De que se faz esse argumentário? Não ter Rita Rato formação nem em História, nem em Museologia, nem em Curadoria? A presidente do Conselho de Administração da EGEAC – a empresa responsável pela gestão de vários equipamentos culturais do município de Lisboa, entre os quais o Museu do Aljube – não tem formação nem em Administração, nem em Gestão, nem em História, nem em Museologia, nem em Curadoria. Tem, na verdade, uma parte da formação de base de Rita Rato: uma licenciatura em Relações Internacionais. Chegaram ambas aos lugares por favor? A primeira por ser ex-deputada do PCP na Assembleia da República e a segunda por ser filha de uma ex-deputada do PS no Parlamento Europeu? Das duas, uma: ou o processo que conduziu à nomeação de ambas não foi sério, havendo nesse caso procedimentos administrativos ou jurídicos para o resolver, ou chegaram lá, face a outras candidaturas, por uma avaliação insuspeita do seu mérito.

Acresce, no caso de Rita Rato, que terá sido o seu projecto de programação e de dinamização das actividades do museu, e a visão integrada que apresentou, a ditar a sua selecção. Se assim foi, Rita Rato apresentou mais do que a ministra da Cultura tem sido capaz, geralmente ideias vagas, promessas, ou anúncios desastrosos, como este.

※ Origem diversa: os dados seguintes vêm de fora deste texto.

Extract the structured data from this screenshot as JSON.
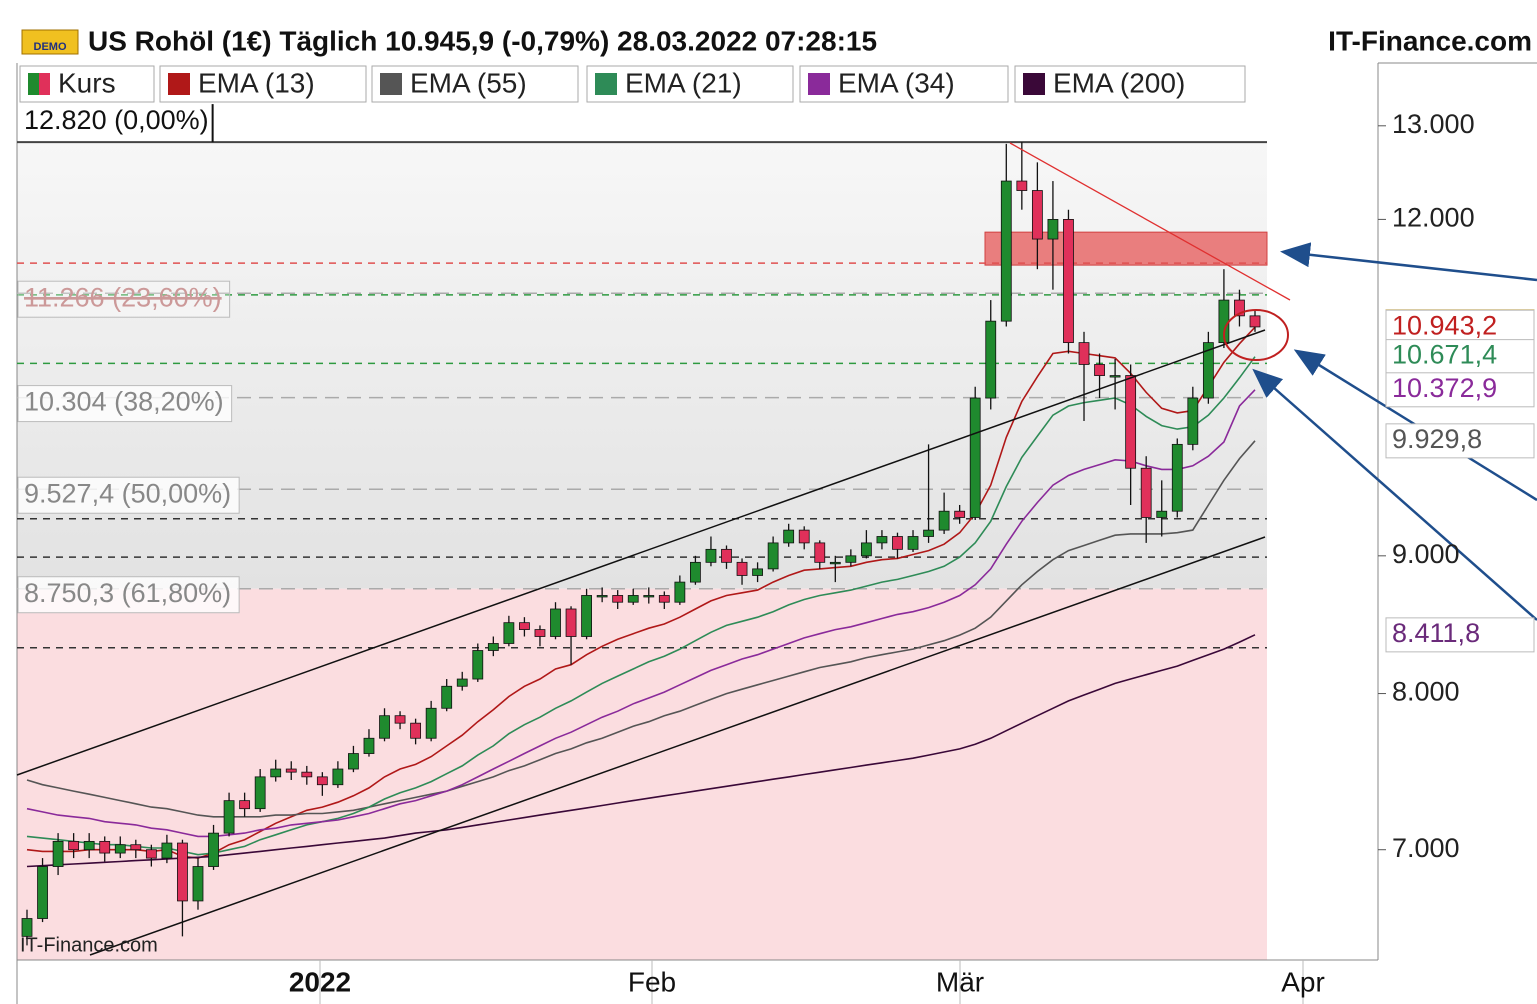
{
  "chart_data": {
    "type": "candlestick",
    "title": "US Rohöl (1€) Täglich 10.945,9 (-0,79%) 28.03.2022 07:28:15",
    "source": "IT-Finance.com",
    "watermark": "IT-Finance.com",
    "badge": "DEMO",
    "log_scale": true,
    "ylim": [
      6370,
      13290
    ],
    "yticks": [
      {
        "value": 7000,
        "label": "7.000"
      },
      {
        "value": 8000,
        "label": "8.000"
      },
      {
        "value": 9000,
        "label": "9.000"
      },
      {
        "value": 12000,
        "label": "12.000"
      },
      {
        "value": 13000,
        "label": "13.000"
      }
    ],
    "x_labels": [
      "2022",
      "Feb",
      "Mär",
      "Apr"
    ],
    "candles": {
      "name": "Kurs",
      "up_color": "#1f8a2e",
      "down_color": "#e0305a",
      "ohlc": [
        [
          6500,
          6650,
          6450,
          6600
        ],
        [
          6600,
          6950,
          6580,
          6900
        ],
        [
          6900,
          7100,
          6850,
          7050
        ],
        [
          7050,
          7100,
          6950,
          7000
        ],
        [
          7000,
          7100,
          6950,
          7050
        ],
        [
          7050,
          7080,
          6930,
          6980
        ],
        [
          6980,
          7080,
          6950,
          7030
        ],
        [
          7030,
          7060,
          6950,
          7000
        ],
        [
          7000,
          7030,
          6900,
          6950
        ],
        [
          6950,
          7090,
          6920,
          7040
        ],
        [
          7040,
          7060,
          6500,
          6700
        ],
        [
          6700,
          6950,
          6650,
          6900
        ],
        [
          6900,
          7150,
          6880,
          7100
        ],
        [
          7100,
          7350,
          7080,
          7300
        ],
        [
          7300,
          7350,
          7200,
          7250
        ],
        [
          7250,
          7500,
          7230,
          7450
        ],
        [
          7450,
          7560,
          7420,
          7500
        ],
        [
          7500,
          7550,
          7430,
          7480
        ],
        [
          7480,
          7520,
          7400,
          7450
        ],
        [
          7450,
          7480,
          7330,
          7400
        ],
        [
          7400,
          7550,
          7380,
          7500
        ],
        [
          7500,
          7650,
          7480,
          7600
        ],
        [
          7600,
          7760,
          7580,
          7700
        ],
        [
          7700,
          7900,
          7680,
          7850
        ],
        [
          7850,
          7880,
          7760,
          7800
        ],
        [
          7800,
          7830,
          7660,
          7700
        ],
        [
          7700,
          7950,
          7680,
          7900
        ],
        [
          7900,
          8100,
          7880,
          8050
        ],
        [
          8050,
          8150,
          8020,
          8100
        ],
        [
          8100,
          8350,
          8080,
          8300
        ],
        [
          8300,
          8400,
          8260,
          8350
        ],
        [
          8350,
          8550,
          8330,
          8500
        ],
        [
          8500,
          8540,
          8400,
          8450
        ],
        [
          8450,
          8480,
          8330,
          8400
        ],
        [
          8400,
          8650,
          8380,
          8600
        ],
        [
          8600,
          8620,
          8200,
          8400
        ],
        [
          8400,
          8750,
          8380,
          8700
        ],
        [
          8700,
          8760,
          8650,
          8700
        ],
        [
          8700,
          8740,
          8600,
          8650
        ],
        [
          8650,
          8750,
          8630,
          8700
        ],
        [
          8700,
          8760,
          8640,
          8700
        ],
        [
          8700,
          8730,
          8600,
          8650
        ],
        [
          8650,
          8850,
          8630,
          8800
        ],
        [
          8800,
          9000,
          8780,
          8950
        ],
        [
          8950,
          9150,
          8920,
          9050
        ],
        [
          9050,
          9080,
          8900,
          8950
        ],
        [
          8950,
          8980,
          8780,
          8850
        ],
        [
          8850,
          8950,
          8800,
          8900
        ],
        [
          8900,
          9150,
          8880,
          9100
        ],
        [
          9100,
          9250,
          9070,
          9200
        ],
        [
          9200,
          9230,
          9050,
          9100
        ],
        [
          9100,
          9120,
          8900,
          8950
        ],
        [
          8950,
          9000,
          8800,
          8950
        ],
        [
          8950,
          9050,
          8920,
          9000
        ],
        [
          9000,
          9200,
          8980,
          9100
        ],
        [
          9100,
          9200,
          9050,
          9150
        ],
        [
          9150,
          9180,
          8980,
          9050
        ],
        [
          9050,
          9200,
          9030,
          9150
        ],
        [
          9150,
          9900,
          9100,
          9200
        ],
        [
          9200,
          9500,
          9170,
          9350
        ],
        [
          9350,
          9400,
          9250,
          9300
        ],
        [
          9300,
          10400,
          9280,
          10300
        ],
        [
          10300,
          11200,
          10200,
          11000
        ],
        [
          11000,
          12800,
          10950,
          12400
        ],
        [
          12400,
          12820,
          12100,
          12300
        ],
        [
          12300,
          12600,
          11500,
          11800
        ],
        [
          11800,
          12400,
          11300,
          12000
        ],
        [
          12000,
          12100,
          10700,
          10800
        ],
        [
          10800,
          10900,
          10100,
          10600
        ],
        [
          10600,
          10700,
          10300,
          10500
        ],
        [
          10500,
          10650,
          10200,
          10500
        ],
        [
          10500,
          10600,
          9400,
          9700
        ],
        [
          9700,
          9800,
          9100,
          9300
        ],
        [
          9300,
          9600,
          9150,
          9350
        ],
        [
          9350,
          9950,
          9300,
          9900
        ],
        [
          9900,
          10400,
          9850,
          10300
        ],
        [
          10300,
          10900,
          10250,
          10800
        ],
        [
          10800,
          11500,
          10750,
          11200
        ],
        [
          11200,
          11300,
          10950,
          11050
        ],
        [
          11050,
          11100,
          10900,
          10945.9
        ]
      ]
    },
    "series": [
      {
        "name": "EMA (13)",
        "color": "#b01818",
        "values": [
          7000,
          6990,
          6990,
          6990,
          7000,
          7000,
          7000,
          7000,
          6990,
          7000,
          6960,
          6950,
          6980,
          7030,
          7060,
          7110,
          7160,
          7200,
          7240,
          7260,
          7290,
          7330,
          7380,
          7450,
          7500,
          7530,
          7580,
          7650,
          7720,
          7810,
          7890,
          7980,
          8050,
          8100,
          8170,
          8200,
          8270,
          8330,
          8380,
          8420,
          8460,
          8490,
          8540,
          8600,
          8660,
          8700,
          8720,
          8740,
          8800,
          8850,
          8890,
          8900,
          8910,
          8920,
          8950,
          8970,
          8980,
          9010,
          9040,
          9090,
          9180,
          9330,
          9560,
          9960,
          10270,
          10490,
          10700,
          10720,
          10700,
          10680,
          10660,
          10520,
          10350,
          10210,
          10170,
          10190,
          10400,
          10620,
          10790,
          10943
        ]
      },
      {
        "name": "EMA (55)",
        "color": "#555555",
        "values": [
          7430,
          7400,
          7380,
          7360,
          7340,
          7320,
          7300,
          7280,
          7260,
          7250,
          7230,
          7210,
          7200,
          7200,
          7200,
          7200,
          7210,
          7210,
          7220,
          7220,
          7230,
          7240,
          7260,
          7280,
          7300,
          7320,
          7340,
          7360,
          7390,
          7420,
          7450,
          7490,
          7520,
          7560,
          7600,
          7630,
          7670,
          7700,
          7740,
          7780,
          7810,
          7850,
          7880,
          7920,
          7960,
          8000,
          8030,
          8060,
          8090,
          8120,
          8150,
          8180,
          8200,
          8220,
          8250,
          8270,
          8290,
          8310,
          8340,
          8370,
          8410,
          8460,
          8540,
          8660,
          8780,
          8880,
          8970,
          9040,
          9080,
          9120,
          9160,
          9170,
          9170,
          9170,
          9180,
          9200,
          9400,
          9600,
          9780,
          9930
        ]
      },
      {
        "name": "EMA (21)",
        "color": "#2e8b57",
        "values": [
          7080,
          7070,
          7060,
          7050,
          7040,
          7030,
          7030,
          7020,
          7010,
          7010,
          6990,
          6970,
          6980,
          7000,
          7020,
          7060,
          7090,
          7120,
          7150,
          7170,
          7190,
          7220,
          7260,
          7310,
          7350,
          7380,
          7420,
          7470,
          7520,
          7590,
          7650,
          7730,
          7790,
          7840,
          7900,
          7950,
          8010,
          8070,
          8120,
          8170,
          8220,
          8260,
          8310,
          8370,
          8430,
          8480,
          8510,
          8540,
          8580,
          8630,
          8670,
          8700,
          8720,
          8740,
          8770,
          8800,
          8820,
          8850,
          8880,
          8920,
          8990,
          9100,
          9270,
          9550,
          9790,
          9970,
          10150,
          10230,
          10260,
          10280,
          10300,
          10240,
          10140,
          10060,
          10030,
          10050,
          10150,
          10300,
          10480,
          10671
        ]
      },
      {
        "name": "EMA (34)",
        "color": "#8a2a9a",
        "values": [
          7250,
          7230,
          7210,
          7200,
          7190,
          7170,
          7160,
          7150,
          7130,
          7120,
          7100,
          7080,
          7080,
          7090,
          7100,
          7120,
          7130,
          7150,
          7160,
          7170,
          7180,
          7200,
          7220,
          7250,
          7280,
          7300,
          7330,
          7360,
          7400,
          7450,
          7500,
          7550,
          7600,
          7650,
          7700,
          7740,
          7790,
          7840,
          7880,
          7930,
          7970,
          8010,
          8060,
          8110,
          8160,
          8200,
          8240,
          8270,
          8310,
          8350,
          8390,
          8420,
          8450,
          8470,
          8500,
          8530,
          8560,
          8580,
          8610,
          8650,
          8700,
          8780,
          8900,
          9090,
          9270,
          9420,
          9560,
          9640,
          9690,
          9730,
          9770,
          9760,
          9720,
          9690,
          9690,
          9720,
          9800,
          9920,
          10230,
          10373
        ]
      },
      {
        "name": "EMA (200)",
        "color": "#3a0838",
        "values": [
          6900,
          6905,
          6910,
          6915,
          6920,
          6925,
          6930,
          6935,
          6940,
          6945,
          6950,
          6955,
          6960,
          6970,
          6980,
          6990,
          7000,
          7010,
          7020,
          7030,
          7040,
          7050,
          7060,
          7070,
          7085,
          7100,
          7110,
          7120,
          7135,
          7150,
          7165,
          7180,
          7195,
          7210,
          7225,
          7240,
          7255,
          7270,
          7285,
          7300,
          7315,
          7330,
          7345,
          7360,
          7375,
          7390,
          7405,
          7420,
          7435,
          7450,
          7465,
          7480,
          7495,
          7510,
          7525,
          7540,
          7555,
          7570,
          7590,
          7610,
          7630,
          7660,
          7700,
          7750,
          7800,
          7850,
          7900,
          7950,
          7990,
          8030,
          8070,
          8100,
          8130,
          8160,
          8190,
          8230,
          8270,
          8310,
          8360,
          8412
        ]
      }
    ],
    "fib_levels": [
      {
        "value": 12820,
        "label": "12.820 (0,00%)"
      },
      {
        "value": 11266,
        "label": "11.266 (23,60%)"
      },
      {
        "value": 10304,
        "label": "10.304 (38,20%)"
      },
      {
        "value": 9527.4,
        "label": "9.527,4 (50,00%)"
      },
      {
        "value": 8750.3,
        "label": "8.750,3 (61,80%)"
      }
    ],
    "levels": [
      {
        "value": 11560,
        "color": "#e05050"
      },
      {
        "value": 11250,
        "color": "#2e9a40"
      },
      {
        "value": 10610,
        "color": "#2e9a40"
      },
      {
        "value": 9290,
        "color": "#333333"
      },
      {
        "value": 8990,
        "color": "#333333"
      },
      {
        "value": 8320,
        "color": "#333333"
      }
    ],
    "zone": {
      "low": 11540,
      "high": 11870,
      "color": "#e86a6a"
    },
    "price_tags": [
      {
        "value": 10945.9,
        "label": "10.945,9",
        "color": "#000000",
        "fill": "#f5c518"
      },
      {
        "value": 10943.2,
        "label": "10.943,2",
        "color": "#c02020",
        "fill": "#ffffff"
      },
      {
        "value": 10671.4,
        "label": "10.671,4",
        "color": "#2e8b57",
        "fill": "#ffffff"
      },
      {
        "value": 10372.9,
        "label": "10.372,9",
        "color": "#8a2a9a",
        "fill": "#ffffff"
      },
      {
        "value": 9929.8,
        "label": "9.929,8",
        "color": "#555555",
        "fill": "#ffffff"
      },
      {
        "value": 8411.8,
        "label": "8.411,8",
        "color": "#6a2a7a",
        "fill": "#ffffff"
      }
    ]
  }
}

Um outro argumento, talvez o mais enfatizado: o que disse Rita Rato quando um jornalista lhe perguntou, em 2009, como encarava “os campos de trabalhos forçados, denominados gulags, nos quais morreram milhares de pessoas”. Rita Rato não respondeu.“Em concreto, nunca estudei nem li nada sobre isso”, alegou. E, perante a insistência do jornalista, admitiu “que possa ter acontecido essa experiência”. Rui Tavares defendeu que para compreender tais declarações não servem explicações e interpretações dadas por terceiros, e que é de Rita Rato que devemos ouvir se nega ou reconhece a realidade histórica do gulag.

Recordo que Rita Rato não estava a responder a perguntas num exame oral de História ou de Ciência Política. Estava a responder, na condição de “cara nova no Parlamento”, a perguntas de um jornalista do Correio da Manhã. Diria, arriscando mais um exercício interpretativo, que Rita Rato tomou nessa entrevista a mesma decisão que Joacine Katar Moreira, na altura também ela uma recém-eleita deputada do Livre, no voto apresentado pelo PCP de condenação da nova agressão israelita a Gaza: absteve-se. Se Joacine não o terá feito, como parece ter sido o caso, por desconhecimento do programa eleitoral, ou do historial do posicionamento do partido nessa matéria, mas para provocar controvérsia política, em particular, com a direcção do seu próprio partido, Rita não terá sido capaz, porventura, de condenar a ditadura de Estaline numa resposta que fosse incontroversa para o PCP.

Finalmente, para muitos, ainda que nem todos o verbalizem, o problema maior da nomeação de Rita Rato é ser comunista. E, como se não bastasse, a nomeação é para a direcção de um museu que tem inscrito no seu nome Resistência e Liberdade. Parece que assim se reconhece aos comunistas papel grande nessa luta, e tiveram-no, ou uma superioridade moral, que bem podem reclamar, por tantos dos seus homens e mulheres, que da maior parte não conhecemos nem rostos, nem nomes, terem resistido com sofrimento – o da prisão, da tortura, do desterro e da morte – sem disso recolherem louros ou benesses, ou sobre isso apregoarem na praça pública. Esta realidade histórica também não pode ser negada, digam o que disserem deputados comunistas, autarcas, ou até o secretário-geral do PCP sobre a “democracia” no país de Kim Jong-un, o massacre de Tiananmen, ou os gulag de Kolyma. A missão do Museu do Aljube é lembrar como foi a ditadura em Portugal. E agora, felizmente, o país inteiro sabe que ele existe.